In the good old British colonial days, our cooking oil industry was self reliant. Veteran journalist Abdul Gaffar Chowdhury recounted the glory days of Mustard oil in his memoir.Mustard oil, ghee(purified butter) were mostly used in cooking. Mustard was produced in abundance across the subcontinent and rural household possessed cows, goats, water buffaloes. So milk based products like ghee were available for mass consumption. Pakistani period put an end to the mustard oil and ghee industry as ghani(the place where mustard oil was processed) owners and milkmaid (mostly Hindu ) left the country. In addition, cheap dalda(cooking oil made up from animal fat) from Pakistan flooded the market. As the Bengali household took up the habit of cooking in dalda oil, dalda gradually curved out a market in East Pakistan. And the empty bottles of mustard oil and ghee gradually disappeared in the back of the racks of meat shelf.

After independence, dalda dominated the market and soybean oil gradually made entry into kitchen market. Early ninety witnessed the boom of palm oil. Now dalda lost its place to palm oil.

Now our cooking oil need is mostly met by imported oil. According to a news report, domestic cooking oil demand is around 1.5 million tons. Our oilseed (mustard, sunflower, peanut, soya)production is still low. It is gradually increasing however. In 2014-15, we produced 901,000 metric tons of oilseeds. In 2017-18, oilseed production reached 1026,000 metric tons(Source: Bangladesh Economic Review 2019). There is always a demand supply gap. In 2014-2015, we imported $924 million worth of cooking oil. In 2017-18, the amount rose to $1863 million (source: BER 2019). Despite the unfavorable tariff structure, the stat shows how cooking oil hungry nation we have become. No wonder the cooking oil or the edible oil industry generates lucrative profit. The business groups involved in this industry expanded their businesses in other sectors.

However the industry did not manage to get rid of reliance on import. Oilseed cultivation land has increased over the years. But land scarcity and weather conditions make widespread cultivation of oilseeds untenable.

Meanwhile government can look forward to other countries where soybean, mustard and palm cultivation atmosphere prevail.

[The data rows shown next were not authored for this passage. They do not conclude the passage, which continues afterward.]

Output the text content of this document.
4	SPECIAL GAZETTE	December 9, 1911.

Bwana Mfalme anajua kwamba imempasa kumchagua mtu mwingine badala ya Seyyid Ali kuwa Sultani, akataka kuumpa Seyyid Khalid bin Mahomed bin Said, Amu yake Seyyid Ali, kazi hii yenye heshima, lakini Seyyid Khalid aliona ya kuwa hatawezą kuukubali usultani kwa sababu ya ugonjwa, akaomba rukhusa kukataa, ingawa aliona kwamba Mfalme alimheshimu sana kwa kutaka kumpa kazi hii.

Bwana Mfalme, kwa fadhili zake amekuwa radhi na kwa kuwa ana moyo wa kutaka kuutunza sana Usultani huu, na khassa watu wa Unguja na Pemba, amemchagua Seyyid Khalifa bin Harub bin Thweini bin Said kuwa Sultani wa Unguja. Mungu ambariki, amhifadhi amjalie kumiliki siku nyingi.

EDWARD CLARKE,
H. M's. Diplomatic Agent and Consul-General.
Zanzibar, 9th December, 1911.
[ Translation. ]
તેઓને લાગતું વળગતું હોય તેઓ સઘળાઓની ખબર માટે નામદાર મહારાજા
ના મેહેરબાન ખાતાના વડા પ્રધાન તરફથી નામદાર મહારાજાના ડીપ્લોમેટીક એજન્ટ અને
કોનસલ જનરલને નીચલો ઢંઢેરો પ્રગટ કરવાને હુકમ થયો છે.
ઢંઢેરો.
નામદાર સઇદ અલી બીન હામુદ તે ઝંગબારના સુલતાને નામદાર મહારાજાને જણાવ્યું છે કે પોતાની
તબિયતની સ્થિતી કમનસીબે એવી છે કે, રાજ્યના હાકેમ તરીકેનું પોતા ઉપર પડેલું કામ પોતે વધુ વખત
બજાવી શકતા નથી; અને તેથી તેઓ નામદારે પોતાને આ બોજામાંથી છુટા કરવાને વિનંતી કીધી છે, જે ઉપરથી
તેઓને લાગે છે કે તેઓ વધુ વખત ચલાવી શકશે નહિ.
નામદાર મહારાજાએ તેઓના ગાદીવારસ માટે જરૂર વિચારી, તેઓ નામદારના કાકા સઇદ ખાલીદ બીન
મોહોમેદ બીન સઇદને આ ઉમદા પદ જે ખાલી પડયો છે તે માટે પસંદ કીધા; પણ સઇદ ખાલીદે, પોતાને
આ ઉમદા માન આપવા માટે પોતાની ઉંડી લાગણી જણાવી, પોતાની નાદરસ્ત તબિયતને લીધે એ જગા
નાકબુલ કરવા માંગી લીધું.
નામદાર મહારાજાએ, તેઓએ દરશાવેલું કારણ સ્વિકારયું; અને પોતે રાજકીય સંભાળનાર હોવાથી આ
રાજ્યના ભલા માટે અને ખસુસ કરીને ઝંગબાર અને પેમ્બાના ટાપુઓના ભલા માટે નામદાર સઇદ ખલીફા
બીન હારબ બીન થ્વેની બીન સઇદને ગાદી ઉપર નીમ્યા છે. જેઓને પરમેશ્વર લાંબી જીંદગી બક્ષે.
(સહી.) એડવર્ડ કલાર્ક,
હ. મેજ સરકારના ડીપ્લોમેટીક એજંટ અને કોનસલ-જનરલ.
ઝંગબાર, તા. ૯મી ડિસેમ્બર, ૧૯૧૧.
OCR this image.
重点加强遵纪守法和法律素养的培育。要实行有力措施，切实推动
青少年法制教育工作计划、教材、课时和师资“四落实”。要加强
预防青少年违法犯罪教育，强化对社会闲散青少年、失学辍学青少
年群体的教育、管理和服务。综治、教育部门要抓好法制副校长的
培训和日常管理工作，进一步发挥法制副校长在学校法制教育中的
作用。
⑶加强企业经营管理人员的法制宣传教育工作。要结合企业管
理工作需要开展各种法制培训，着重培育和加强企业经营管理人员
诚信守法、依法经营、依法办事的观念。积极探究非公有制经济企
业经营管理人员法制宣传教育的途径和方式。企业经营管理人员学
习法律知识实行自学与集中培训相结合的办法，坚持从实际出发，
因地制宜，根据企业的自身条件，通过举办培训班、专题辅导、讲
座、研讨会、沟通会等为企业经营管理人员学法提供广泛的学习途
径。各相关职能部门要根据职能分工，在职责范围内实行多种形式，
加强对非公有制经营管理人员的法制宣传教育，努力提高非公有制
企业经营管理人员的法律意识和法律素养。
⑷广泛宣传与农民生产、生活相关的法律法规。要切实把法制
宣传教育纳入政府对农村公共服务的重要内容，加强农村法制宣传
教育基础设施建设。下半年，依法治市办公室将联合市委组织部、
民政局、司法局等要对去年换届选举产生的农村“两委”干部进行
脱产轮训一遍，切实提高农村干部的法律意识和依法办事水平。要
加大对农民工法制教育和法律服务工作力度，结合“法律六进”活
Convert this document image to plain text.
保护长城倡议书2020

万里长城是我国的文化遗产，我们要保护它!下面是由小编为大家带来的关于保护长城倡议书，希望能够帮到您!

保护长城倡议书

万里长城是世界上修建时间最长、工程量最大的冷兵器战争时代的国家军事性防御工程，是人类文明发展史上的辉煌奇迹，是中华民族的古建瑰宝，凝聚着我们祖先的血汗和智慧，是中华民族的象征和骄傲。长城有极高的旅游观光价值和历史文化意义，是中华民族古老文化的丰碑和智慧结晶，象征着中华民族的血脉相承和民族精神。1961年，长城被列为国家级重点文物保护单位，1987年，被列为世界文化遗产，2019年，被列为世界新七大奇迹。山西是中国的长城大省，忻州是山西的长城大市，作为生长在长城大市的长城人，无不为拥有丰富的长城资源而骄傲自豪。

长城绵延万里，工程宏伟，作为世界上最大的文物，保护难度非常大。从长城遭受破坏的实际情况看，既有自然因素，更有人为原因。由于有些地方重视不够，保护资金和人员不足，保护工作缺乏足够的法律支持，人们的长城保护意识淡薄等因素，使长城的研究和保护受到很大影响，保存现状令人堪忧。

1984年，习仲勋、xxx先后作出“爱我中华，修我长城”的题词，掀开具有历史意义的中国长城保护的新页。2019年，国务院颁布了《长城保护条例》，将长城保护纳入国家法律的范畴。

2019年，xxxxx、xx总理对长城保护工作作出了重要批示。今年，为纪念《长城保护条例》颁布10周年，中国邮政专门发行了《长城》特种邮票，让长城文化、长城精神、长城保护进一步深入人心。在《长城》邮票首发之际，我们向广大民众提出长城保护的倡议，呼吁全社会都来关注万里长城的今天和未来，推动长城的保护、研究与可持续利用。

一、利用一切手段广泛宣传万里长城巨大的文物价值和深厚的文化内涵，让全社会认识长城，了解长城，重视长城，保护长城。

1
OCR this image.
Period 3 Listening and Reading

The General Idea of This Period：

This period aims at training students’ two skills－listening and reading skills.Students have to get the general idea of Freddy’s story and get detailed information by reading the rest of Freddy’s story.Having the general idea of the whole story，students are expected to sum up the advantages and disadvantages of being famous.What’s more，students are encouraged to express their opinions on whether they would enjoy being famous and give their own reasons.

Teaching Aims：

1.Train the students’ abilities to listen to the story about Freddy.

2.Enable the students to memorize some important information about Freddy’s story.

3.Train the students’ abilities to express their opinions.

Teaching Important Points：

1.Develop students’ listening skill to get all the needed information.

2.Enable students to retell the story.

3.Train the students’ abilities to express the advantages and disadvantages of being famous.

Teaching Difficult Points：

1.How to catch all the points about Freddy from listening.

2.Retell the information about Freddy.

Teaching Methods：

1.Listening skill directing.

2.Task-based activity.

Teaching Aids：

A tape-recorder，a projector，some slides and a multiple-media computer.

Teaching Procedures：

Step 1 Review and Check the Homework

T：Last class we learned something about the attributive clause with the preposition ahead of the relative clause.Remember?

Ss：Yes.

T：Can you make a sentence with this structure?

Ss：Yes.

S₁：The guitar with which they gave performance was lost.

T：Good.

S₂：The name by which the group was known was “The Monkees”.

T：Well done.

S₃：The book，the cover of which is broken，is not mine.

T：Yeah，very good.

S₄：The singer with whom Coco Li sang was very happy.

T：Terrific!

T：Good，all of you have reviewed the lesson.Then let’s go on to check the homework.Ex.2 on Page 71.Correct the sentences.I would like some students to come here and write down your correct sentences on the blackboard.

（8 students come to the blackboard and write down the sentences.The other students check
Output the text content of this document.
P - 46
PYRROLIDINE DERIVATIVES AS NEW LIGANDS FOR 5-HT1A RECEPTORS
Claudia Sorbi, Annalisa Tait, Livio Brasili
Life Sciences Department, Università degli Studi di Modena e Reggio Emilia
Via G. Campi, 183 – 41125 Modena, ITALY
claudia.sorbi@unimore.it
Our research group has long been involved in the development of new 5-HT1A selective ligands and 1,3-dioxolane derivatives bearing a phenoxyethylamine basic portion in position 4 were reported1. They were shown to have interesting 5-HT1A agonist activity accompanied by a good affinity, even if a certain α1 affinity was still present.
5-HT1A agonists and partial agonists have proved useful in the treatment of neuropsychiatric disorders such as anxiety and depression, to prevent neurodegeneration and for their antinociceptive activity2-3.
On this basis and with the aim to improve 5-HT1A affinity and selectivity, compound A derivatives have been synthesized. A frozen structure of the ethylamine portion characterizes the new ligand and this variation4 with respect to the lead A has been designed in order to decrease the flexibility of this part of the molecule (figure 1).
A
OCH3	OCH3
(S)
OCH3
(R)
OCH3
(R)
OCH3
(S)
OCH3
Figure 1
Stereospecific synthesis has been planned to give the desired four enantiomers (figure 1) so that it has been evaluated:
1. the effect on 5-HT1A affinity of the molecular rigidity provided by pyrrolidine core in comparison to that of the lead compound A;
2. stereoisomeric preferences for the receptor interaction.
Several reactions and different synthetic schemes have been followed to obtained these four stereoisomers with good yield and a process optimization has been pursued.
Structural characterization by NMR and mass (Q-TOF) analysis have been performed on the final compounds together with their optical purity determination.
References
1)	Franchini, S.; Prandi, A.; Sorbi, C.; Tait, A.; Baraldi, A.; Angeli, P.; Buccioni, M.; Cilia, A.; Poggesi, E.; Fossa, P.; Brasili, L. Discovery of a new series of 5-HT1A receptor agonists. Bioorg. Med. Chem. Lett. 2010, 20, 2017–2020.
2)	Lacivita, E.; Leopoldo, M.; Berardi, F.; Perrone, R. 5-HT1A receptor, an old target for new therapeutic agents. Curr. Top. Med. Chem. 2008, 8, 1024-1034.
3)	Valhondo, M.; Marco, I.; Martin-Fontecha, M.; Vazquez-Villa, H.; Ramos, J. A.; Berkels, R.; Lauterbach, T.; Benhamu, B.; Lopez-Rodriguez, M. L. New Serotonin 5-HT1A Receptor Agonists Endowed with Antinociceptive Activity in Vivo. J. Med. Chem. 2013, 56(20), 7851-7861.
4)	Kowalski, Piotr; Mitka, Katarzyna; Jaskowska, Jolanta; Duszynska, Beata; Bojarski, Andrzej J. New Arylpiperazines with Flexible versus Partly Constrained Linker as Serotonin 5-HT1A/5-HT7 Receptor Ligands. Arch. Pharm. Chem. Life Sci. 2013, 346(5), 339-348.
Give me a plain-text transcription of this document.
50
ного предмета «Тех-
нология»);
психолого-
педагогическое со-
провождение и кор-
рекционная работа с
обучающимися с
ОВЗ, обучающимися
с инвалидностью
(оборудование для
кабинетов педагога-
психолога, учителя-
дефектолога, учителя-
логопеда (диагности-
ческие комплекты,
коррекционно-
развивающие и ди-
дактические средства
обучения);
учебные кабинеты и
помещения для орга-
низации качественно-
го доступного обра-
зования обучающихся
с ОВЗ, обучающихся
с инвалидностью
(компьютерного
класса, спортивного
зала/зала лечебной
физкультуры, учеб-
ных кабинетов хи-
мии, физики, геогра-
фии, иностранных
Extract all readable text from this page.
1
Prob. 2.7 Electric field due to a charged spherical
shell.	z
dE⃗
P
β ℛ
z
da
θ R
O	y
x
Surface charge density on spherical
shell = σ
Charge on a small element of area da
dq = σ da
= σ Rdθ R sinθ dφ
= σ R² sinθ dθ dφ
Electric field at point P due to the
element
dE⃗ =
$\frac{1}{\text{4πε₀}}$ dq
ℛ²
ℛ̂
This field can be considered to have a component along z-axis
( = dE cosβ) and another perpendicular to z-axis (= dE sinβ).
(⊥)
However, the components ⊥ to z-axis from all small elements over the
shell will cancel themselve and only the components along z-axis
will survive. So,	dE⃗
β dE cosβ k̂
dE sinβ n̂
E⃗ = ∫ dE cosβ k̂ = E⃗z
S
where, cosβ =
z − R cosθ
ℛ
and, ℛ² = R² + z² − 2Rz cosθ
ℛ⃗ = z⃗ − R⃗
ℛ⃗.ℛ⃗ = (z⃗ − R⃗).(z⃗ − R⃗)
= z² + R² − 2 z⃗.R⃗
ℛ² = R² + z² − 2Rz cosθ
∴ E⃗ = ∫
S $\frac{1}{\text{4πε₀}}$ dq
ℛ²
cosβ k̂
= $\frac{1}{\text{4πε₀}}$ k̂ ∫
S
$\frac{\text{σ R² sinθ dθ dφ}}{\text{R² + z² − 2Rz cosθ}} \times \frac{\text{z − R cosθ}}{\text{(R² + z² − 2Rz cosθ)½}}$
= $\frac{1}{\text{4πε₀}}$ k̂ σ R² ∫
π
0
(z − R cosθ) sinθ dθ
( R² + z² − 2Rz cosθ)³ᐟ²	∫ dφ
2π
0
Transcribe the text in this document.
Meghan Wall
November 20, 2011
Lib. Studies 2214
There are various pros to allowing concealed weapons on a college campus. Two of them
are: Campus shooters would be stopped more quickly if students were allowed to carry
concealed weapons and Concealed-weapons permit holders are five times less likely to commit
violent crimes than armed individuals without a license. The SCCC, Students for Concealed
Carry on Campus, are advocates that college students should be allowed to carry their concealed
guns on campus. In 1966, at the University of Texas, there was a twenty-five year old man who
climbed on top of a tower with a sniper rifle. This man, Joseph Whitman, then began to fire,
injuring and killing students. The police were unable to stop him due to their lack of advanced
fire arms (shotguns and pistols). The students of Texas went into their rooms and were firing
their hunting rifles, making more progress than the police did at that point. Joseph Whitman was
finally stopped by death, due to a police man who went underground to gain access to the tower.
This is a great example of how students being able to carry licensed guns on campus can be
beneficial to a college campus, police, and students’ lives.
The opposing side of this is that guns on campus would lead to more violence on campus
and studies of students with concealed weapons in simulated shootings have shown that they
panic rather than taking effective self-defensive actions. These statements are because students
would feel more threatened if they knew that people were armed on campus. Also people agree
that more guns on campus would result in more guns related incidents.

Bangladesh could easily cut some sort of agreement with Myanmar, USA or other countries where commercial cultivation of soya and palm would be possible at an affordable cost. Semi processed or the whole produce could then be imported into the country and processed for domestic consumption. At least this kind of initiative will widen our sources of import and curb the dependence on one single source.

At the same time, it is not pragmatic to keep just few operators in the industry by imposing some protective duties. Government should abolish all kinds of entry barriers in a bid to allow new investment and initiative in this industry. Too many operators increase the possibility of better products at affordable price while nurturing a competitive atmosphere, which the oligopolistic industry badly needs right now for the sake of consumers. Similarly, government should welcome any foreign investment in this industry.

3.
Another traditional snack is also garnering lot of attention in this winter. It is the steam-cooked rice cake. "Bhapa pitha" (steamed cake),as it is popularly known in this part of the world, is available in two varieties:sweet--- molasses and coconut stuffed pitha---and non-sweet---no stuffed thing. Not a drop of oil is added in cooking this pitha. Traditional Bengali cuisine has many dishes where no oil is used. It means we have habits of eating oil free food. In many societies in the world where firewood is scarce, steaming and baking are pretty common practice in preparation of food. I am amazed watching how they cook food employing ingenious means to amplify heat. I find it hilarious that we ended up paying $1.8 billion in 2017-18 to import cooking oil. The figure does not include import of oilseeds. If it were included, then import of cooking oil related products would reach more than $2 billion. This currency was earned by our workers who took up jobs refused by others in foreign countries and spending gruelling hours at sweat-shop factories at home. We could save this money by switching and reviving back that heat-and- oil-saving part of our cooking tradition. Choice is ours.